Traditionally, companion animals have been advertised for sale in printed media such as newspapers or magazines. More recently, there has been a rapidly moving trend to the internet and social media platforms as the primary place to source pets. Every year in Australia, tens of thousands of pets are advertised for sale online. Fortunately, not all websites that advertise pets for sale are bad. However, as veterinarians, we have concerns that some internet sites may be used for puppy farm sales and that animal welfare standards of the sellers may not be regulated. Some online sales may also breach legislation, for example, selling animals that are not microchipped or banned dog breeds.

As a busy practicing veterinarian, it is a daily heartbreaking case scenario for me to see sick or diseased animals arriving into the homes of newly adopting families. Often these animals arrive with a blank medical history and may not be quite what the new family was expecting.

Fortunately, the Australian Veterinary Association has developed guidelines around the sale of pets online that will hopefully assist families in adopting a sound and predictable pet. The important guidelines include the following:

– all advertisements for dogs and cats must include the animals microchip number.

– the advertising website should have comprehensive information for buyers including the breeding facility, how to meet the seller and details on the parent animals.

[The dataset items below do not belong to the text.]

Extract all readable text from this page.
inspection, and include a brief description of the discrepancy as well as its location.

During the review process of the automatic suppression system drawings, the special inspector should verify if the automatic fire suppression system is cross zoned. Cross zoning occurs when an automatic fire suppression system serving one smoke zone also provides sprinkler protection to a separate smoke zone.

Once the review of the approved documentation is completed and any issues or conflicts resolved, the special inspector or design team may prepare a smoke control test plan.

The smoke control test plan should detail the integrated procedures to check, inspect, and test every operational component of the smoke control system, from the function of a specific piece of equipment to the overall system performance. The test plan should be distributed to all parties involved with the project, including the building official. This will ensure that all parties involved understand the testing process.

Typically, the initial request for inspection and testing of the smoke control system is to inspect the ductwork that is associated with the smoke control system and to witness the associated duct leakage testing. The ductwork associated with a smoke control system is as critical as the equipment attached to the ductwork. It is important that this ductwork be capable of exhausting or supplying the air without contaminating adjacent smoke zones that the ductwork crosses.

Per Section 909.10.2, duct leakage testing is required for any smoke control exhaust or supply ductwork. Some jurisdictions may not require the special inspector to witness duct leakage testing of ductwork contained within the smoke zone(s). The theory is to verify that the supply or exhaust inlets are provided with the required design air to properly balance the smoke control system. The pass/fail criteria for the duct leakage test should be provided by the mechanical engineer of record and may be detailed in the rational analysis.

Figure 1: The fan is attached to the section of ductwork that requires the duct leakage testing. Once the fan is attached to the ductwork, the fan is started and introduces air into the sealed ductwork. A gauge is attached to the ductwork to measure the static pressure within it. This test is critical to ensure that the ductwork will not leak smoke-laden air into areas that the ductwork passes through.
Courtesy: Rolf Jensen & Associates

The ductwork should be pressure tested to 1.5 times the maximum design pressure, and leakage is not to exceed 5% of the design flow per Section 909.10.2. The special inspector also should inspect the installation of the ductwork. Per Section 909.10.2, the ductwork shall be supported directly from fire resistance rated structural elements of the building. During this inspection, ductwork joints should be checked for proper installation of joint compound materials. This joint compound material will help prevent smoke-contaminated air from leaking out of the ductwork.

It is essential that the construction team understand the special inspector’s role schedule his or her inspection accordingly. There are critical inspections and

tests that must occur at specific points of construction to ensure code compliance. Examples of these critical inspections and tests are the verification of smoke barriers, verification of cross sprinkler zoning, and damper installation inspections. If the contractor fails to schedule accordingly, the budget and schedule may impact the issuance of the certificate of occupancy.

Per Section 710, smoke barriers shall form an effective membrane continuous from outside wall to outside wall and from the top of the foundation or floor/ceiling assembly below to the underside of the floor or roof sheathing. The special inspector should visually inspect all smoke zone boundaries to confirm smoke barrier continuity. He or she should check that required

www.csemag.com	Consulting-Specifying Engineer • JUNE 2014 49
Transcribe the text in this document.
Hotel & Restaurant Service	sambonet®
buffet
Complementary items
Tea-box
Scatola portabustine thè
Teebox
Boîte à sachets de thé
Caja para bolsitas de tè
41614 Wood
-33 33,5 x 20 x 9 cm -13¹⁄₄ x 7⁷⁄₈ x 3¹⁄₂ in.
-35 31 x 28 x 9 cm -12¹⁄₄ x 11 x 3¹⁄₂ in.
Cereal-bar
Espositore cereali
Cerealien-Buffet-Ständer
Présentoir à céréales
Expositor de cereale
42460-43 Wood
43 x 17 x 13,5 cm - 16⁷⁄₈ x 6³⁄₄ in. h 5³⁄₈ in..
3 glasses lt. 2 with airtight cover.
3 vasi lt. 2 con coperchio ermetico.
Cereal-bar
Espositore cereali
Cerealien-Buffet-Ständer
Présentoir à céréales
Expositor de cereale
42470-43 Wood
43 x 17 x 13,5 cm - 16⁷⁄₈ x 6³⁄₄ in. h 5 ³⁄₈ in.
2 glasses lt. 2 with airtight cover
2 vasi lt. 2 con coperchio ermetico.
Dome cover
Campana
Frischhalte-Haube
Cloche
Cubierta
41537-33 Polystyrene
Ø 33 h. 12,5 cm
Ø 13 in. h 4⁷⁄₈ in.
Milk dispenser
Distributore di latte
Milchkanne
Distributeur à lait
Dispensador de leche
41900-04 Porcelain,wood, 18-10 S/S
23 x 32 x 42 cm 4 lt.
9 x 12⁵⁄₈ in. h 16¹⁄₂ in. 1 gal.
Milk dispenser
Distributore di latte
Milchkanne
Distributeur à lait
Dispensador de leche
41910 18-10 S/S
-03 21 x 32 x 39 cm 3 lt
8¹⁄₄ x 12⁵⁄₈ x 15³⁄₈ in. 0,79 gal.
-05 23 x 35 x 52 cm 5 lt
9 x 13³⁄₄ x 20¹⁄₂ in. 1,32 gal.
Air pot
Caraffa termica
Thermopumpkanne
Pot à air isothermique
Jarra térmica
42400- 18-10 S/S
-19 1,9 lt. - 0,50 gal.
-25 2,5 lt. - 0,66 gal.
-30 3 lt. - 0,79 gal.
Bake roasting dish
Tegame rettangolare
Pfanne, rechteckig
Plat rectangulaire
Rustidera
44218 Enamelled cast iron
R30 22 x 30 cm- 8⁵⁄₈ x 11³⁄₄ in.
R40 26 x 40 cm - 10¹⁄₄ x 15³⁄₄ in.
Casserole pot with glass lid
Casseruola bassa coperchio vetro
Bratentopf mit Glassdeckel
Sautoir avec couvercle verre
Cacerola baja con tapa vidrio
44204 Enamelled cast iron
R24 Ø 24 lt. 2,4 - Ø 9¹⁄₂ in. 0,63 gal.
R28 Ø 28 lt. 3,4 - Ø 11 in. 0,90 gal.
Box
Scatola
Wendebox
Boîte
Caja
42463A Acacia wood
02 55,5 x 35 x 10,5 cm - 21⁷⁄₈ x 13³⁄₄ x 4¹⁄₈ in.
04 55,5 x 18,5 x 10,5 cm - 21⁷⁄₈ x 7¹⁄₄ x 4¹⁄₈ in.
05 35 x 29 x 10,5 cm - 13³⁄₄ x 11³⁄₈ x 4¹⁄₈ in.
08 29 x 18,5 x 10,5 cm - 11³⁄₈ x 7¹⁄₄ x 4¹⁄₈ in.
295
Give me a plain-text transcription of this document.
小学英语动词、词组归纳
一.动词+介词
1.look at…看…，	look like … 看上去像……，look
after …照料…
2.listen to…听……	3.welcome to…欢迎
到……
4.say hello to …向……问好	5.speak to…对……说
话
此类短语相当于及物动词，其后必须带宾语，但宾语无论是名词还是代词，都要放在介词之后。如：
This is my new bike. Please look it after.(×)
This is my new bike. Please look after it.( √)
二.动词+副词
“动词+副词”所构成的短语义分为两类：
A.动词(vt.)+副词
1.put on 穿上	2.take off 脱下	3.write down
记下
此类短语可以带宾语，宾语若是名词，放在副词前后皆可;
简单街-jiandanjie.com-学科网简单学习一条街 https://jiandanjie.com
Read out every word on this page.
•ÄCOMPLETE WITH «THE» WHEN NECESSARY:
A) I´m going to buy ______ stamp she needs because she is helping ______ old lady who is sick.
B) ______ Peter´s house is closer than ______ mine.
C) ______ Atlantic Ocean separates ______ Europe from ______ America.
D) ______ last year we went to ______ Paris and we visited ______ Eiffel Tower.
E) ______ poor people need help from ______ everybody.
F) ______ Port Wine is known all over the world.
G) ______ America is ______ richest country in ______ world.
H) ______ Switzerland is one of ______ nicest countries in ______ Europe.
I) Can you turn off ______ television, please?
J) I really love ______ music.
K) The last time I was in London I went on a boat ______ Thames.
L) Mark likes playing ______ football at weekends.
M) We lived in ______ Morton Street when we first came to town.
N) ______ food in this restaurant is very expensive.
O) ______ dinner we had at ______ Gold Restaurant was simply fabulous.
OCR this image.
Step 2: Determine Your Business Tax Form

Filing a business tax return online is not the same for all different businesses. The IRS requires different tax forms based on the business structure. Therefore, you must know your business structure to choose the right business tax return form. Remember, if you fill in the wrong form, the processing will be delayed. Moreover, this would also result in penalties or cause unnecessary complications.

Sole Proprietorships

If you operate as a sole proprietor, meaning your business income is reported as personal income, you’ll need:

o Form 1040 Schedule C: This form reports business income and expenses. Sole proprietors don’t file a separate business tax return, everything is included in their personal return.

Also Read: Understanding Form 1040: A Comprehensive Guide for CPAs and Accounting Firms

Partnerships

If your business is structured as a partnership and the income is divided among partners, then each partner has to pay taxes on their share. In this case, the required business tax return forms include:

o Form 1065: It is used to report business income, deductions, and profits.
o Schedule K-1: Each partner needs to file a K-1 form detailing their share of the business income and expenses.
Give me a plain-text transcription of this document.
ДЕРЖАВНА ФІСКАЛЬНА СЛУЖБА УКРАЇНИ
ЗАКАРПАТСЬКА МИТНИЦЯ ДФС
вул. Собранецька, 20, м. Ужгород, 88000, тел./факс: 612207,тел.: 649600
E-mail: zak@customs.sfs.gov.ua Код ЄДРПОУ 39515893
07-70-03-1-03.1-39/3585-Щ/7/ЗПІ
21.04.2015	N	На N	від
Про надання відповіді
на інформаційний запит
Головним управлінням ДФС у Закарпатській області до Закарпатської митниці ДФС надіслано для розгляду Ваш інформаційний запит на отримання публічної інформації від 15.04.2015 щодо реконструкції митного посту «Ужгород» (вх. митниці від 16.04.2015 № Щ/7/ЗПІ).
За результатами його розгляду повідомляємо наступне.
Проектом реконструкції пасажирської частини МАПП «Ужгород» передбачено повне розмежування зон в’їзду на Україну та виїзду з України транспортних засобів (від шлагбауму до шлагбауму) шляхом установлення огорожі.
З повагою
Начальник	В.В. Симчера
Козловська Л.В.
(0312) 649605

– age and date of birth must be included in the advertisement and animals must be weaned and independent of the mother.

– the advertisement should state whether the sale is from a private seller, commercial establishment or a shelter.

– banned breeds and pregnant or lactating animals must not be offered for sale.

– a recent photograph and ideally the medical history, including  vaccination status and photos of the parents should be available to view on request.


Dalmatian Drinking


Making the decision to take the leap and adopt a pet is usually a very sensitive one and getting it right often means avoiding heartbreak!

The important message for people considering purchasing a dog or cat online is to first make the time to speak to your trusted local veterinarian who can provide some guidance and practical tips on where and how to find the right pet.